Wij zullen het kabinet des te scherper beoordelen op de resultaten die met dit beleid worden geboekt. Of dit pakket de gewenste resultaten zal sorteren, is voor mijn fractie dus nog zeer de vraag. Het blijft immers een probleem dat met het hier geboden pakket de vrijblijvendheid niet voldoende wordt opgeheven. Wij zouden, net als mevrouw Kant, dus van de minister willen weten wat hij doet als komend jaar geen verbetering van de situatie plaatsvindt. Op welk moment kunnen wij de zaak in heroverweging nemen? Voor mijn fractie was dat moment eigenlijk allang aangebroken, maar nu wij het "verloren" hebben, zijn wij wel benieuwd wanneer dat moment van heroverweging volgt.

Bij gebrek aan beter stemmen wij dus in met de voorgestelde wijzigingen. Ook mijn fractie had nog vragen over de positie van de nabestaanden en over de discrepantie tussen de wettekst en de memorie van toelichting. Ik sluit mij dus aan bij de vraag van mevrouw Kant en mevrouw Huizinga om op dat punt glashelder te worden, ook gelet op de overwegingen die ook in de PvdA-achterban leven.

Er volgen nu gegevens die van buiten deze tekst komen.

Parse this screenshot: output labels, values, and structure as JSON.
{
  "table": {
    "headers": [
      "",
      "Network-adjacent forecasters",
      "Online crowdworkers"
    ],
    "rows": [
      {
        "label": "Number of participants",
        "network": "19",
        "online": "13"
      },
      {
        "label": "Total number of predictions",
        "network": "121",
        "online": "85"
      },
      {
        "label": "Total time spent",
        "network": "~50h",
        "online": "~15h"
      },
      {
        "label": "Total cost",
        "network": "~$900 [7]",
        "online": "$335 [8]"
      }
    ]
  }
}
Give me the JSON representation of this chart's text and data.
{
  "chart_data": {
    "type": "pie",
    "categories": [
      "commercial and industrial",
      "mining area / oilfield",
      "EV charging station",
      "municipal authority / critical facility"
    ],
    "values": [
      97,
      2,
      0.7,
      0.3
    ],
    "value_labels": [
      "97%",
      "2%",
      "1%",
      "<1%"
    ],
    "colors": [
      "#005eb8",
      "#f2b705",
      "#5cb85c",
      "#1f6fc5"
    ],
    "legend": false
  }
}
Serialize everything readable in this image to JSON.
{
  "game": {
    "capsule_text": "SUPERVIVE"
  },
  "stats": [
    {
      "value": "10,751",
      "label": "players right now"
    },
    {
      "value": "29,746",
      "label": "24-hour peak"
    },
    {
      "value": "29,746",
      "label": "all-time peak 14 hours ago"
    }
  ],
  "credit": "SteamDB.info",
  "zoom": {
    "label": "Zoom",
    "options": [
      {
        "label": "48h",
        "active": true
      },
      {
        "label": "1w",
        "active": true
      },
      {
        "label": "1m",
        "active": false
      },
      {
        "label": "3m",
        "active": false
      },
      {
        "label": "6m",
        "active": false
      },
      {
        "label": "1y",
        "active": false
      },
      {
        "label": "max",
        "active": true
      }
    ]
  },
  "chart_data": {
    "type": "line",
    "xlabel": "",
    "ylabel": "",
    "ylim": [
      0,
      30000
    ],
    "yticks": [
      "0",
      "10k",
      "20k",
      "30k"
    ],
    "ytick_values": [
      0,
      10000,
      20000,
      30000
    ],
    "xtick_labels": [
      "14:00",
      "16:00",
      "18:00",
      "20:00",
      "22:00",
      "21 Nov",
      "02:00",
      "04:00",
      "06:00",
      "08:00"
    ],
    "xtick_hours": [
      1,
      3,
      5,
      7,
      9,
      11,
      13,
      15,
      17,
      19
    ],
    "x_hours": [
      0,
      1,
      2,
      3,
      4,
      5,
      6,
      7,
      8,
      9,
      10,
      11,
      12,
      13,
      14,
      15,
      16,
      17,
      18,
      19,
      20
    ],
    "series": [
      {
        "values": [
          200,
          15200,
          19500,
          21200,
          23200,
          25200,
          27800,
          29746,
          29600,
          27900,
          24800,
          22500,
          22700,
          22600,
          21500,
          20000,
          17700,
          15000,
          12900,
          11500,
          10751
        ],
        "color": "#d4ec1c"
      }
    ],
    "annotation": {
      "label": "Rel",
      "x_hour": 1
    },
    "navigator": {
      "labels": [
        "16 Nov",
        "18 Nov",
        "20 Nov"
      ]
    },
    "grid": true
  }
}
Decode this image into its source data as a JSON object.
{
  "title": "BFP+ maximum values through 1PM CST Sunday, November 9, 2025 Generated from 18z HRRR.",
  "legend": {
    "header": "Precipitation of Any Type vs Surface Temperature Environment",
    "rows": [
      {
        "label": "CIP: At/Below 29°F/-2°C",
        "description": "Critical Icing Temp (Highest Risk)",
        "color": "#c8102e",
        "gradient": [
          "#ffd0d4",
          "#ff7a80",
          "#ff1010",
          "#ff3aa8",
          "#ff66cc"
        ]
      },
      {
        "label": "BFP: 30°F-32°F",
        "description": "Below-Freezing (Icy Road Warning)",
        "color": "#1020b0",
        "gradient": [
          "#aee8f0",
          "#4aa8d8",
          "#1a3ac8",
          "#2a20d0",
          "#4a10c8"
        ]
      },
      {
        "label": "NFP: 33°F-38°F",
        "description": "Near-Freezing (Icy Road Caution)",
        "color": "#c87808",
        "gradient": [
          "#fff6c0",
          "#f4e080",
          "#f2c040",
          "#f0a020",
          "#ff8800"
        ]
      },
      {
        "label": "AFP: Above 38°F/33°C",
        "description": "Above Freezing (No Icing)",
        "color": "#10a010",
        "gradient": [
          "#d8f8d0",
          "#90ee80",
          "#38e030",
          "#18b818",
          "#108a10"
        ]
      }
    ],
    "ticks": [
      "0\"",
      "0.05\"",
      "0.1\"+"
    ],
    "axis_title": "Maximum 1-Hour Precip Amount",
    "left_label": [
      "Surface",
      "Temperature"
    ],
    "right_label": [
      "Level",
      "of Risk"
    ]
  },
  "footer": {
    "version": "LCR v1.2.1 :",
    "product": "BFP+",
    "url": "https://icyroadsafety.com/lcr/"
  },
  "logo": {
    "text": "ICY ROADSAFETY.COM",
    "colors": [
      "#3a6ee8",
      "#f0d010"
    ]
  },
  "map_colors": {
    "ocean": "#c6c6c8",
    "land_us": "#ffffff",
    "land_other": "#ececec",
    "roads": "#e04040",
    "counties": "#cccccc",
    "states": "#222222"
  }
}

Tot slot een misschien nieuwe gedachte: in mijn fractie is de vraag gerezen of er verdere aandacht zou kunnen komen voor de monopoliepositie van academische centra op het punt van transplantatie. Ziet de minister bijvoorbeeld mogelijkheden om de komende tijd te verkennen of ook andere gespecialiseerde centra eventuele transplantaties zouden kunnen gaan uitvoeren? Behalve met donatieproblematiek kunnen wij immers ook te maken hebben met transplantatieproblematiek: wachtlijsten en soms de onmogelijkheid om een transplantatie uit te voeren. Dertig jaar geleden kon je nog overeind houden dat transplantaties in hooggespecialiseerde centra moesten plaatsvinden, maar met de huidige stand van de chirurgische en medische kennis is het de vraag of dat niet verbreed zou kunnen worden. Ik vraag de minister dus om op die suggestie te reageren. Ik wacht die reactie af en afhankelijk daarvan zal ik de indiening van een motie overwegen.

De heer Van der Vlies (SGP):

Mijnheer de voorzitter. Enige tijd geleden hebben we in deze Kamer indringend gesproken over orgaandonatie. Die discussie hoeven we vandaag natuurlijk niet over te doen, maar het staat voor iedereen buiten kijf dat er belangrijke morele en ethische vragen aan de orde zijn. In de soms conflicterende aspecten van menswaardig sterven tegenover een vergroting van het aanbod van organen, waarvoor ook mijn fractie wegen zoekt, is grote zorgvuldigheid geboden. De maatregelen die genomen worden, mogen uiteraard geen inbreuk zijn op een verantwoorde omgang met hen die overlijden en met de nabestaanden.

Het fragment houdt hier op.